Given two strings s and t, return true if they are equal when both are typed into empty text editors. '#' means a backspace character.
Note that after backspacing an empty text, the text will continue empty.
Examples
Input: s = "ab#c", t = "ad#c" Output: true Explanation: Both s and t become "ac".
Input: s = "ab##", t = "c#d#" Output: true Explanation: Both s and t become "".
Input: s = "a##c", t = "#a#c" Output: true Explanation: Both s and t become "c".
Input: s = "a#c", t = "b" Output: false Explanation: s becomes "c" while t becomes "b".
Constraints
1 <= s.length, t.length <= 200 s and t only contain lowercase letters and '#' characters.

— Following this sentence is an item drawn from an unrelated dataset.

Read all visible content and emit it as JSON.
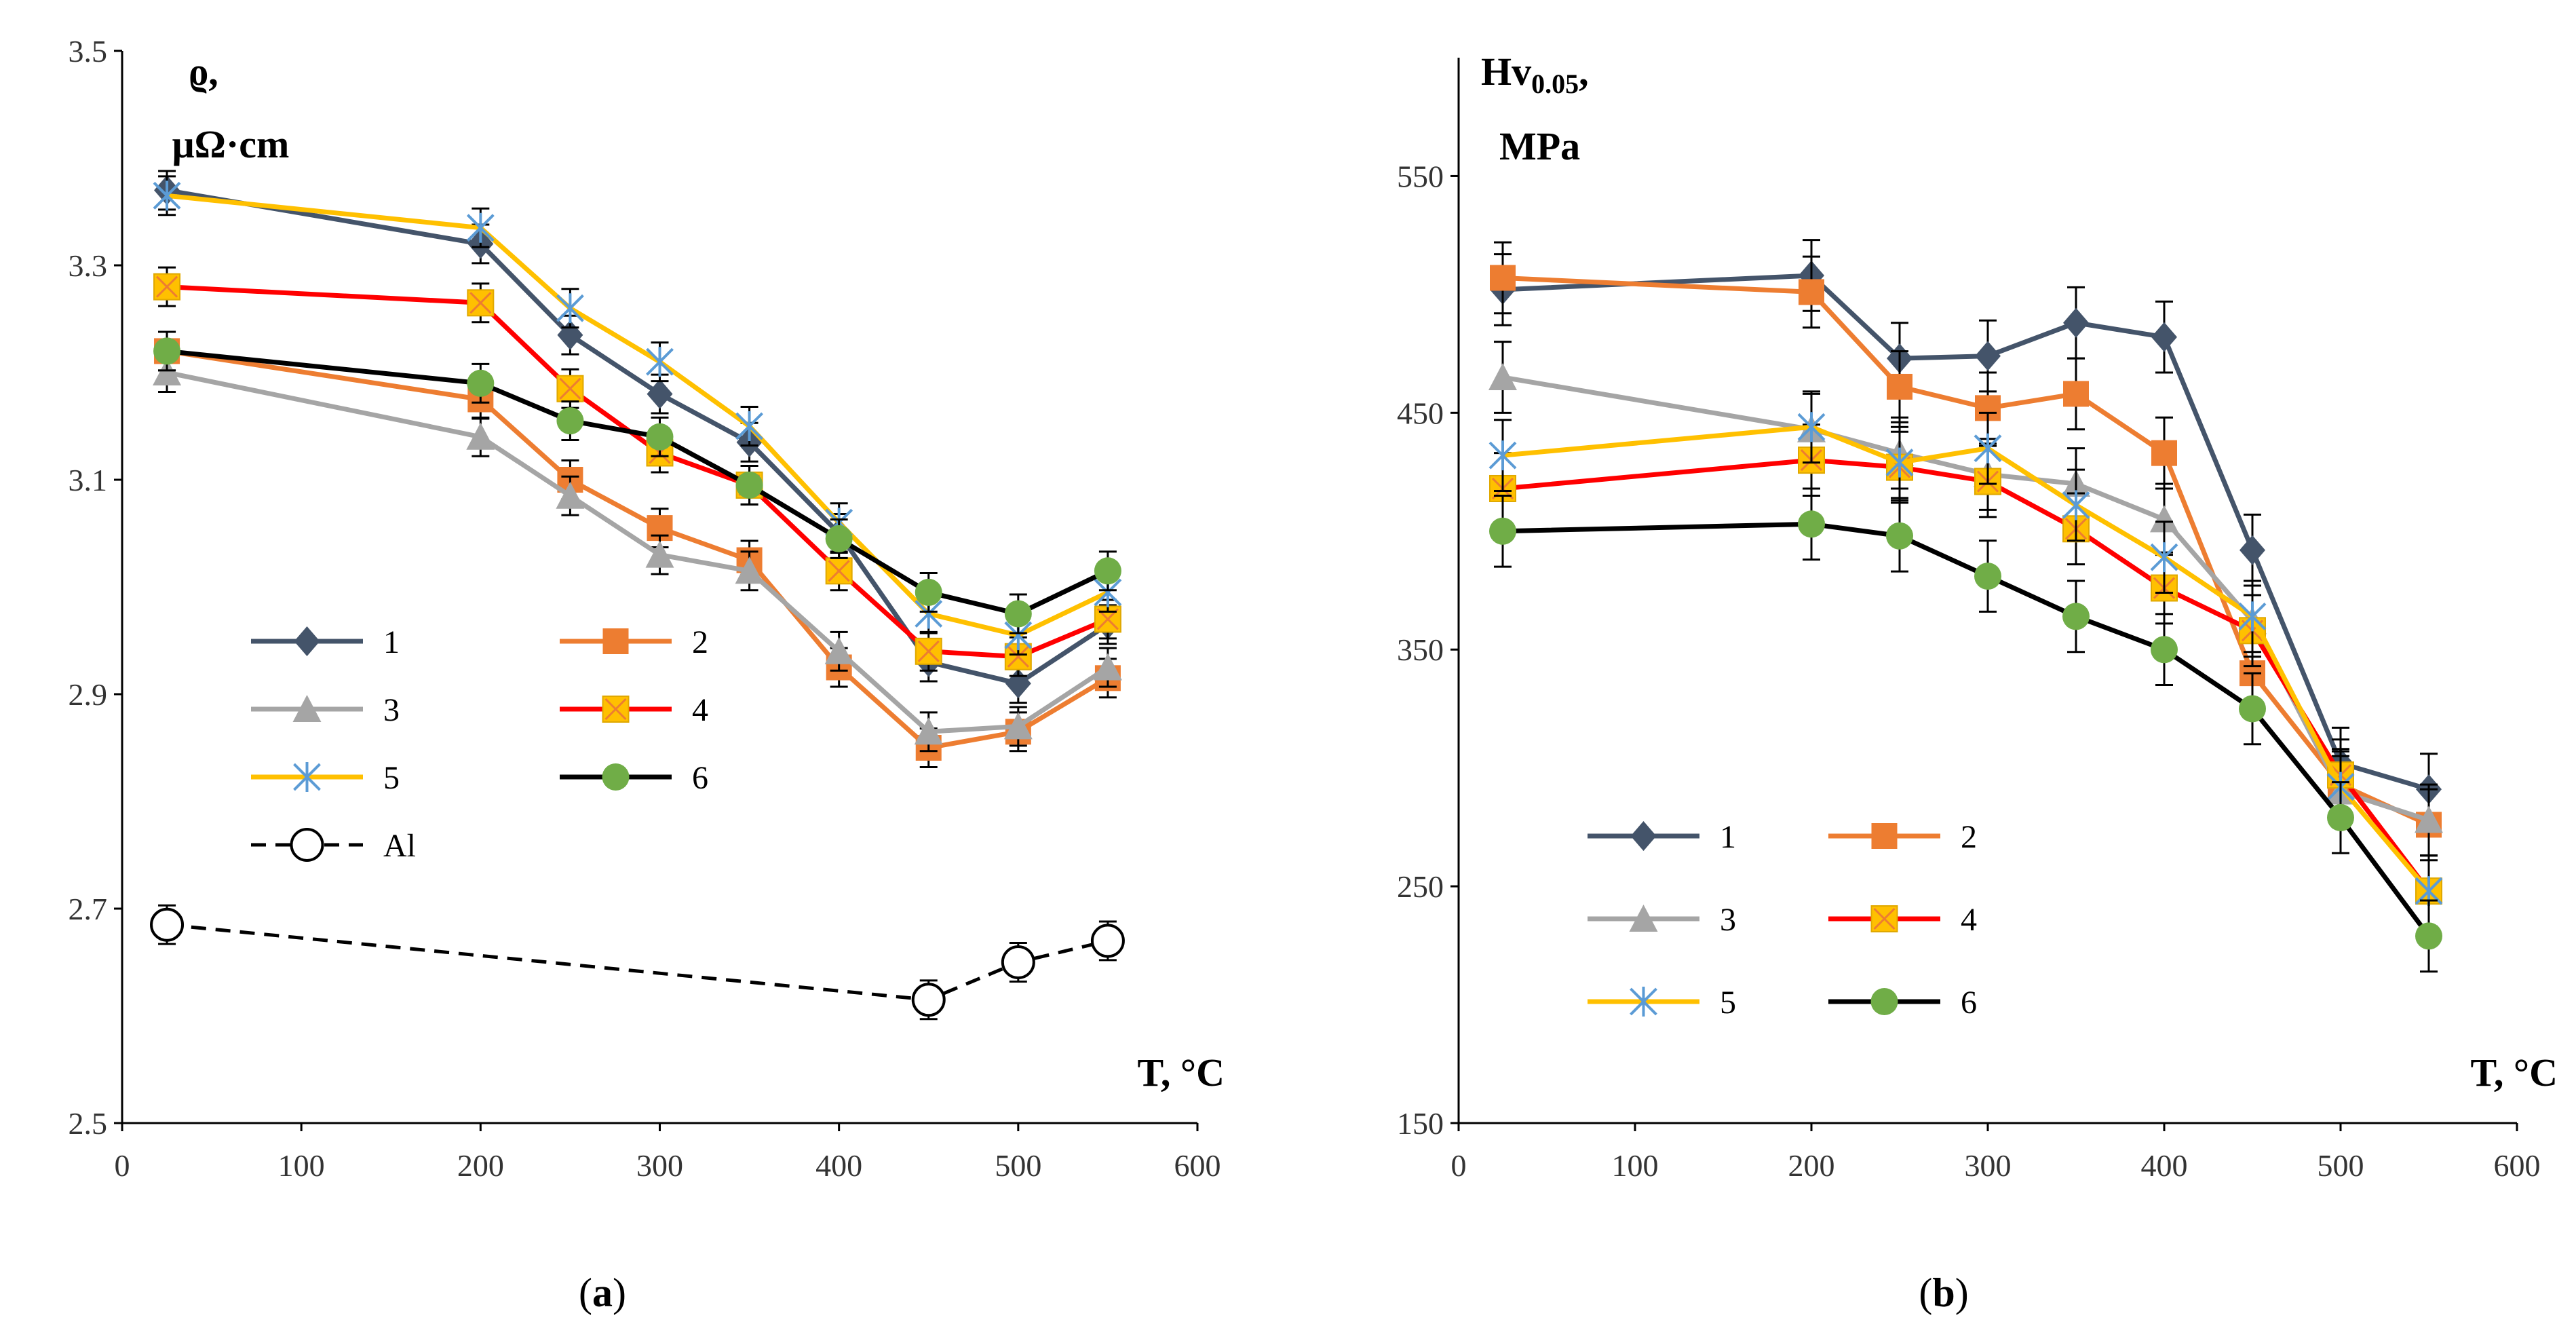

Follow up: Can you solve it in O(n) time and O(1) space?
Java Solution
Stack Based
class Solution {
public boolean backspaceCompare(String s, String t) {
return helper(s).equals(helper(t));
}
private String helper(String str) {
Stack<Character> stack = new Stack();
for(char c : str.toCharArray()) {
if(c != '#') stack.push(c);
else if(!stack.isEmpty()) stack.pop();
}
return String.valueOf(stack);
}
}
Two Pointer
class Solution {
public boolean backspaceCompare(String s, String t) {
int sl = s.length()-1;
int tl = t.length()-1;
int sCount = 0;
int tCount = 0;
while(sl >= 0 || tl >= 0) {
while(sl >= 0) {
if(s.charAt(sl) == '#') {
sCount++;
sl--;
} else if(sCount > 0) {
sl--;
sCount--;
} else break;
}
while(tl >= 0) {
if(t.charAt(tl) == '#') {
tCount++;
tl--;
} else if(tCount > 0) {
tl--;
tCount--;
} else break;
}
if(sl >= 0 && tl >= 0 && s.charAt(sl) != t.charAt(tl)) return false;
if ((sl >= 0) != (tl >= 0))
return false;
sl--;
tl--;
}
return true;
}
}